The theme song to “Gumby” that accompanied the closing credits always made me cry when I was little.
. . . He can walk into any book
with his pony pal, Pokey, too.
If you’ve got a heart,
then Gumby’s a part of you.
I can’t tell you anything that happens in a single episode of Gumby, though I must’ve watched it every day for a few years. I don’t remember particularly liking the show, though I rarely missed an episode, and had a much-loved toy Pokey. I remember the profound sadness I felt whenever it ended, when those cheerful children’s voices went on about books and ponies and hearts.
I sing the song to myself now, two decades since I’ve seen an episode of Gumby, and still feel a ghost of that old sadness, familiar and immediate in my throat. He was once a little green ball of clay, just like Adam in Genesis and all that.
I wanted to be Gumby.
Gumby could walk into a book, any book. Literally. He could go into the world that existed within a book, whether jungle or pirate ship or outer space. Forget flying. Nevermind invisibility. Gumby’s is the super power I would choose, if I could pick one.
(As a child, what world would I have chosen to inhabit, if any? Zuckerman’s farm. Hands down.)
If you’ve got a heart then Gumby’s a part of you. You’d think that would be a comfort to someone who so desperately desired to do what Gumby could do, but I didn’t really dig that sentiment, or that line in the song. There was something I didn’t like about Gumby, something didn’t sit right with me. Something creepy about Claymation. Something outdated.

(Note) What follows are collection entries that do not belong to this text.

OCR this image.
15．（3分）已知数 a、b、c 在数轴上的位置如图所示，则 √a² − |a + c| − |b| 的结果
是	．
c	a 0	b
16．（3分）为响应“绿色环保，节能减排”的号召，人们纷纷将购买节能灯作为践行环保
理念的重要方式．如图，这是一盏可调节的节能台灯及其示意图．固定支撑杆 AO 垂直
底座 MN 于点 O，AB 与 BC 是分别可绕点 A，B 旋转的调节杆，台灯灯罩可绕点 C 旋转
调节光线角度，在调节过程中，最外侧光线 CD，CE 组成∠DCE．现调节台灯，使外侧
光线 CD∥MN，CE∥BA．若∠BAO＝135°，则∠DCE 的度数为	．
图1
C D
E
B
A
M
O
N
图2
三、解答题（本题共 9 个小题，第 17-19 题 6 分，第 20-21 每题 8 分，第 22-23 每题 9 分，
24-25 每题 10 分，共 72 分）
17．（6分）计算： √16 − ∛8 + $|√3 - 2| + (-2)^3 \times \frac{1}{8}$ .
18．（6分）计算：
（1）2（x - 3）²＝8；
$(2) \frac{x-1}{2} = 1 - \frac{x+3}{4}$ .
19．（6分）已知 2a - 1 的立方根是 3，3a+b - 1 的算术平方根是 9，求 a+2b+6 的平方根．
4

Why was I so sad when the show was over? Something about the time of day, about what came next? This rings a bell like a warning. Better not to think about that.
Focusing instead on the feeling as it related to “Gumby.” Perhaps it was frustration. In every episode, I looked for clues. How does he do it. Gumby, how do you manage to get into those books? Literally into them? Frustration, when it’s over, that I’m no closer to an answer truth. The episode never offered me clues on how I could do what Gumby did, only these platitudes about reading books and using your imagination. Well, duh. I could do that. But it wasn’t enough. I wanted to take it to the next level.
Gumby, please, man, you gotta fill me in here. How can I do what what you do? I need tips, clues, hints, anything. Help me puzzle it out so that I, too, can escape into any exotic or mundane locale I choose, so long as I own or have access to a book about it.
How does Gumby do it? The answer I always came back to is that you have to be made out of clay for it to work, to possess Gumby’s infinite mutability, his power of transfiguration at will, which is of course something that I can’t do. Even if, as Genesis suggests, I am made of clay.